Friday, October 14, 2016 - 13:00 for 1 hour (actually 50 minutes)
Location
Skiles 005
Speaker
Matthew Fahrbach – College of Computing, Georgia Tech
Graded posets are partially ordered sets equipped with a unique rank
function that respects the partial order and such that neighboring
elements in the Hasse diagram have ranks that differ by one. We
frequently find them throughout combinatorics, including the canonical
partial order on Young diagrams and plane partitions, where their
respective rank functions are the area and volume under the
configuration. We ask when it is possible to efficiently sample elements
with a fixed rank in a graded poset. We show that for certain classes
of posets, a biased Markov chain that connects elements in the Hasse
diagram allows us to approximately generate samples from any fixed rank
in expected polynomial time. While varying a bias parameter to increase
the likelihood of a sample of a desired size is common in statistical
physics, one typically needs properties such as log-concavity in the
number of elements of each size to generate desired samples with
sufficiently high probability. Here we do not even require unimodality
in order to guarantee that the algorithm succeeds in generating samples
of the desired rank efficiently. This joint work with Prateek Bhakta,
Ben Cousins, and Dana Randall will appear at SODA 2017.

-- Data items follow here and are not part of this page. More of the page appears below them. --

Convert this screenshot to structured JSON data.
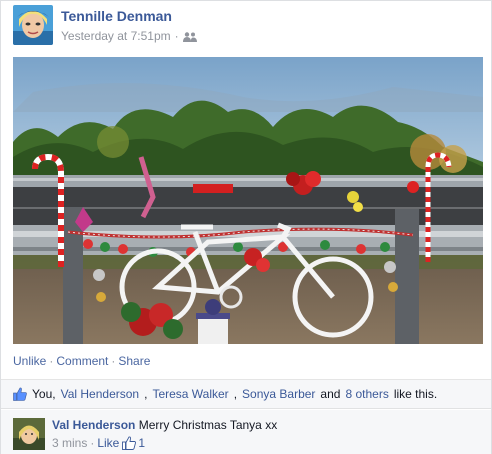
{
  "post": {
    "author": "Tennille Denman",
    "timestamp": "Yesterday at 7:51pm",
    "audience_separator": "·",
    "audience_icon": "friends-icon"
  },
  "actions": {
    "unlike": "Unlike",
    "comment": "Comment",
    "share": "Share",
    "separator": "·"
  },
  "likes": {
    "you": "You,",
    "people": [
      "Val Henderson",
      "Teresa Walker",
      "Sonya Barber"
    ],
    "and": "and",
    "others": "8 others",
    "suffix": "like this."
  },
  "comment": {
    "author": "Val Henderson",
    "text": "Merry Christmas Tanya xx",
    "time": "3 mins",
    "separator": "·",
    "like_label": "Like",
    "like_count": "1"
  },
  "colors": {
    "link": "#3b5998",
    "muted": "#90949c",
    "bar_bg": "#f6f7f9"
  }
}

Friday, October 14, 2016 - 14:00 for 1 hour (actually 50 minutes)
Location
Skiles 006
Speaker
Jennifer Hom – Georgia Tech
The knot concordance group consists of knots in the three-sphere modulo the equivalence relation of smooth concordance. We will discuss two concordance invariants coming from knot Floer homology: tau and epsilon.
Friday, October 14, 2016 - 15:05 for 1 hour (actually 50 minutes)
Location
Skiles 170
Speaker
Adrián P. Bustamante – Georgia Tech
In the first part of the talk(s) we are going to present a way to study numerically the complex domains of invariant Tori for the standar map. The numerical method is based on Padé approximants. For this part we are going to follow the work of C. Falcolini and R. de la LLave.In the second part we are going to present how the numerical method, developed earlier, can be used to study the complex domains of analyticity of invariant KAM Tori for the dissipative standar map. This part is work in progress jointly with R. Calleja.